According to Jensen et al. [5], we found no significant alterations in pre- and postoperative FVC, FEV1 or the FVC/FEV1 ratio. This is because these measures reflect the pulmonary volumes that remain unchanged if pulmonary diseases do not occur, and they are independent of the possible modifications of respiratory muscular function and of the force used to generate flow.

In the past, Blatnik et al. [10] demonstrated the correlation between abdominal wall hernia repair and increased plateau pressure during positive-pressure mechanical ventilation (low airway compliance) in patients with large hernia and loss of domain in the immediate postoperative period. However, the absence of variation in FVC and FEV1 after the long postoperative follow-up demonstrates the high plasticity of the respiratory tract. This evidence is also confirmed by the results presented by Agnew et al. [14].

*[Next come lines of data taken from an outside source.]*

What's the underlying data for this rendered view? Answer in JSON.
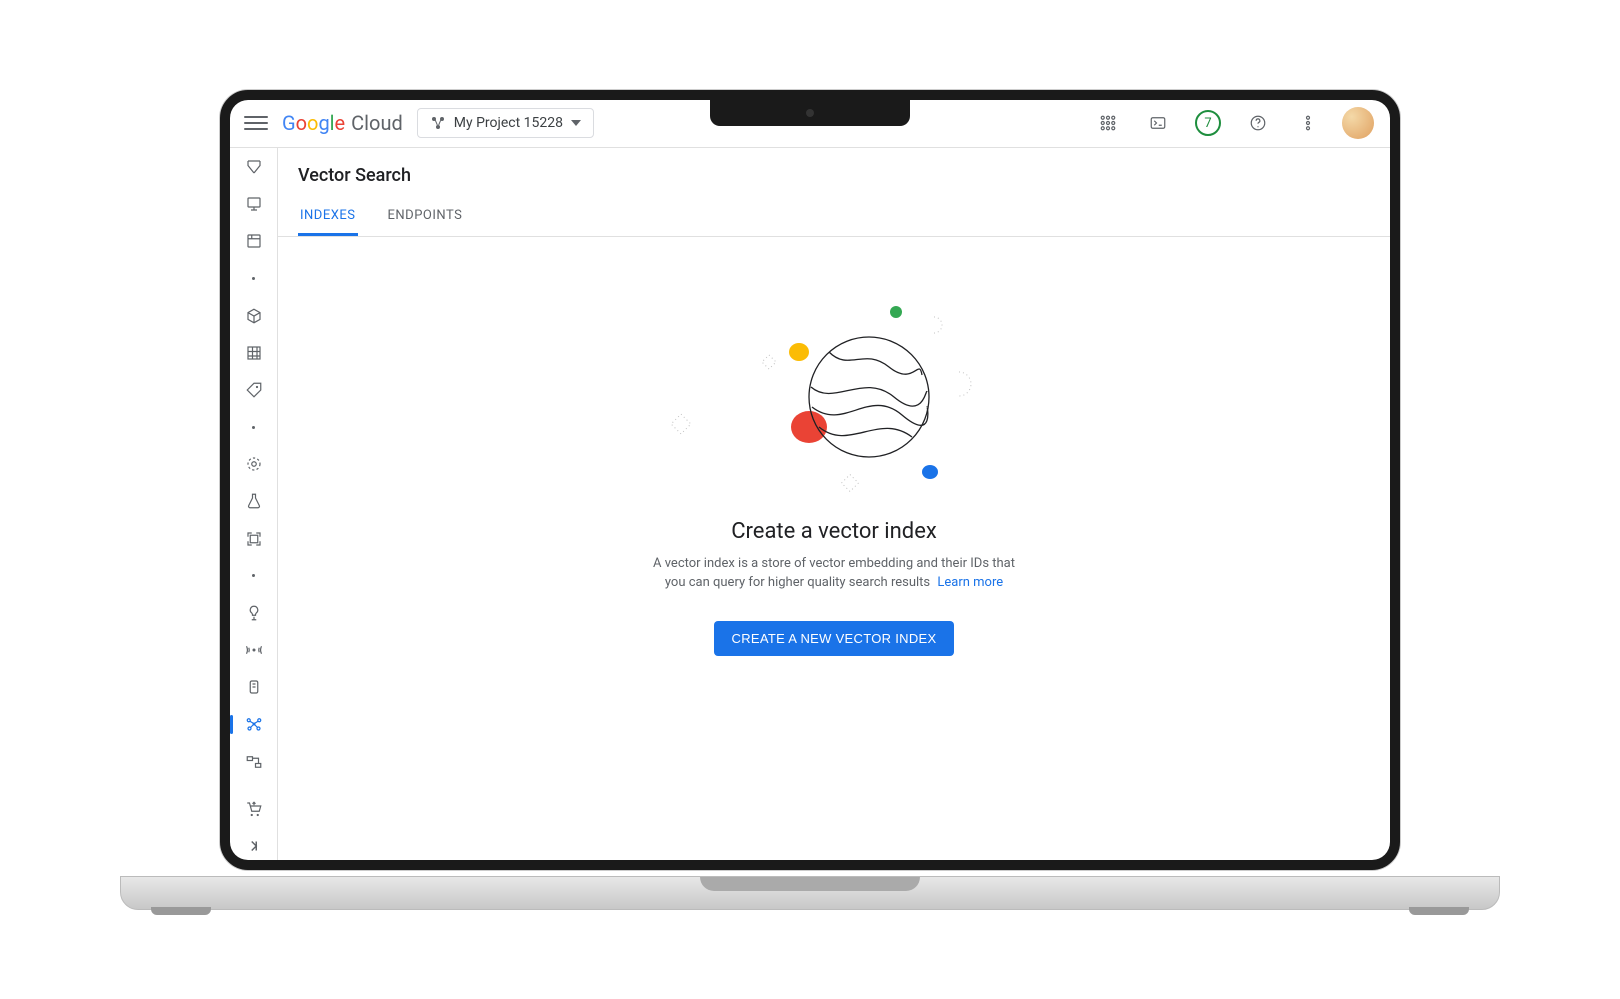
{
  "header": {
    "logo_brand": "Google",
    "logo_suffix": "Cloud",
    "project_name": "My Project 15228",
    "trial_badge": "7"
  },
  "page": {
    "title": "Vector Search"
  },
  "tabs": [
    {
      "id": "indexes",
      "label": "INDEXES",
      "active": true
    },
    {
      "id": "endpoints",
      "label": "ENDPOINTS",
      "active": false
    }
  ],
  "empty_state": {
    "title": "Create a vector index",
    "description": "A vector index is a store of vector embedding and their IDs that you can query for higher quality search results",
    "learn_more": "Learn more",
    "cta": "CREATE A NEW VECTOR INDEX"
  },
  "colors": {
    "primary": "#1a73e8",
    "green": "#34a853",
    "yellow": "#fbbc05",
    "red": "#ea4335"
  }
}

Relating respiratory function to incisional hernia repair permitted (1) an understanding of the strong relationship that exists between pulmonary ventilation and the abdominal wall. The assessment of this relationship also helps to guide the correct management of a complex disease that is often underestimated. In fact, the results of the study (2) provide evidence that should help determine surgical indications, guiding a decision in complex scenarios where it is difficult to completely define the risk–benefit balance in critical patients. Moreover, (3) the results should be used to propose a prognostic scoring system to predict the results of the surgical operation in selected patients with risk factors, such as pulmonary comorbidities or high perioperative risk related to respiratory function. This study provides evidence of the existence of a direct correlation between abdominal wall restoration and pulmonary function improvement, although there is a limitation that must be accentuated: the sample size is small, increasing the risk of bias. The results of this study, together with those of other study groups, such as Mommers et al. [15], provide an overview of the relationship between respiratory function and incisional ventral hernia repair. The study is novel since no previous papers have described the long-term effect of abdominal wall reconstruction on respiratory function. The results could impact the daily practice of specialists in incisional hernia repair.

Conclusions

In conclusion, the study demonstrated that (1) abdominal wall incisional hernia is responsible for significant alterations in respiratory function, (2) abdominal wall incisional hernia repair with linea alba restoration results in a significant improvement in respiratory outcome, restoring the normal anatomy of the abdominal wall, and (3) the improvement gained after the operation is; therefore, maintained over time as demonstrated by the long-term follow-up conducted.

The proposed data provide results to demonstrate the utility of the surgical operation in improving respiratory function in patients with abdominal wall incisional hernia. The study proves the role of abdominal wall anatomy restoration in recovering respiratory functional activity.

This is the first study to assess the trend in respiratory function after a long-term follow-up, demonstrating the usefulness and duration of the effects of abdominal wall reconstruction.